The High Authority for Health (HAS) authorized, on Friday January 14, the use in France of the vaccine of the American firm Novavax against the coronavirus, with more classic technology and different from the vaccines already widely used in the European Union. This vaccine had been approved on December 20 in the European Union and its use in France was subject to the opinion of the HAS.
This vaccine and that of Janssen (already available for people over 55) can in certain cases be “a useful alternative” for people reluctant to be injected with messenger RNA vaccines from Pfizer and Moderna, judges the HAS in its opinion.
The first injections in France of the Novavax vaccine could take place ” at the beginning of February “, said the Ministry of Health last week. Still according to the ministry, France must receive “3.2 million doses” of this vaccine in the first trimester, and has offered an option for “3.2 million additional doses” in the second trimester. The first deliveries are expected ” at the end of January “ according to the ministry, but “signs indicate that there could be delays”.

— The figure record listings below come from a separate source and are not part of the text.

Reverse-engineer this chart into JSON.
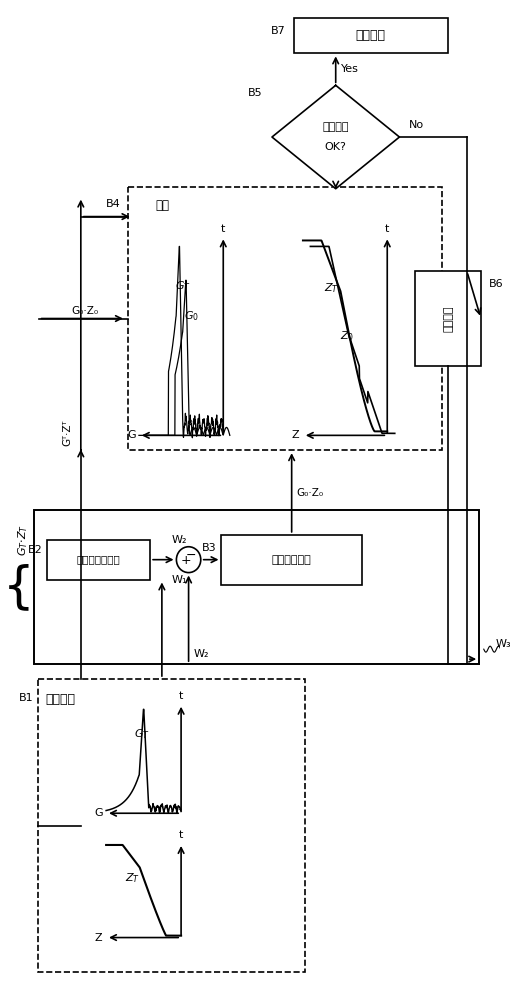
{
  "bg_color": "#ffffff",
  "B1_label": "B1",
  "B1_title": "目标波形",
  "B2_label": "B2",
  "B2_text": "制控入力生成部",
  "B3_label": "B3",
  "B3_text": "浮动路径制御",
  "B4_label": "B4",
  "B4_text": "比较",
  "B5_label": "B5",
  "B5_text": "精度判定\nOK?",
  "B6_label": "B6",
  "B6_text": "误差运算",
  "B7_label": "B7",
  "B7_text": "试验开始",
  "yes_text": "Yes",
  "no_text": "No",
  "W1_text": "W₁",
  "W2_text": "W₂",
  "W3_text": "W₃",
  "GT_ZT_text": "Gᵀ·Zᵀ",
  "G0_Z0_text": "G₀·Z₀"
}
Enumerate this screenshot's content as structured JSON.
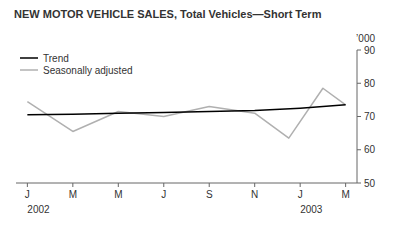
{
  "chart_data": {
    "type": "line",
    "title": "NEW MOTOR VEHICLE SALES, Total Vehicles—Short Term",
    "y_label": "’000",
    "xlim": [
      -0.5,
      14.5
    ],
    "xticks": [
      {
        "value": 0,
        "label": "J"
      },
      {
        "value": 2,
        "label": "M"
      },
      {
        "value": 4,
        "label": "M"
      },
      {
        "value": 6,
        "label": "J"
      },
      {
        "value": 8,
        "label": "S"
      },
      {
        "value": 10,
        "label": "N"
      },
      {
        "value": 12,
        "label": "J"
      },
      {
        "value": 14,
        "label": "M"
      }
    ],
    "ylim": [
      50,
      90
    ],
    "yticks": [
      50,
      60,
      70,
      80,
      90
    ],
    "annotations": [
      {
        "text": "2002",
        "x": 0
      },
      {
        "text": "2003",
        "x": 12
      }
    ],
    "series": [
      {
        "name": "Trend",
        "color": "#000000",
        "x": [
          0,
          2,
          4,
          6,
          8,
          10,
          12,
          14
        ],
        "values": [
          70.5,
          70.7,
          71.0,
          71.2,
          71.5,
          71.8,
          72.5,
          73.5
        ]
      },
      {
        "name": "Seasonally adjusted",
        "color": "#b0b0b0",
        "x": [
          0,
          2,
          4,
          6,
          8,
          10,
          11.5,
          13.0,
          14
        ],
        "values": [
          74.5,
          65.5,
          71.5,
          70.0,
          73.0,
          71.0,
          63.5,
          78.5,
          73.5
        ]
      }
    ],
    "legend": "upper left",
    "grid": false
  }
}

This vaccine has the particularity of not using messenger RNA technology, unlike those of Pfizer and Moderna (the only two hegemonic today in France after the gradual abandonment of those of AstraZeneca and Janssen).
Sold under the name Nuvaxovid, this vaccine manufactured by the American laboratory Novavax is a so-called “subunit” : it contains a component of the virus (and not the whole virus like the most classic vaccines), introduced into the body to trigger an immune response.
It is on this technique that the vaccines against pertussis, meningococcal meningitis and hepatitis B are based. This could remove the reluctance of people who refuse to be vaccinated because the mRNA technology is brand new.
“May (this vaccine) be a strong encouragement for the non-vaccinated or those who have not done their recall! », had thus hoped the President of the European Commission, Ursula von der Leyen, when approved in the EU.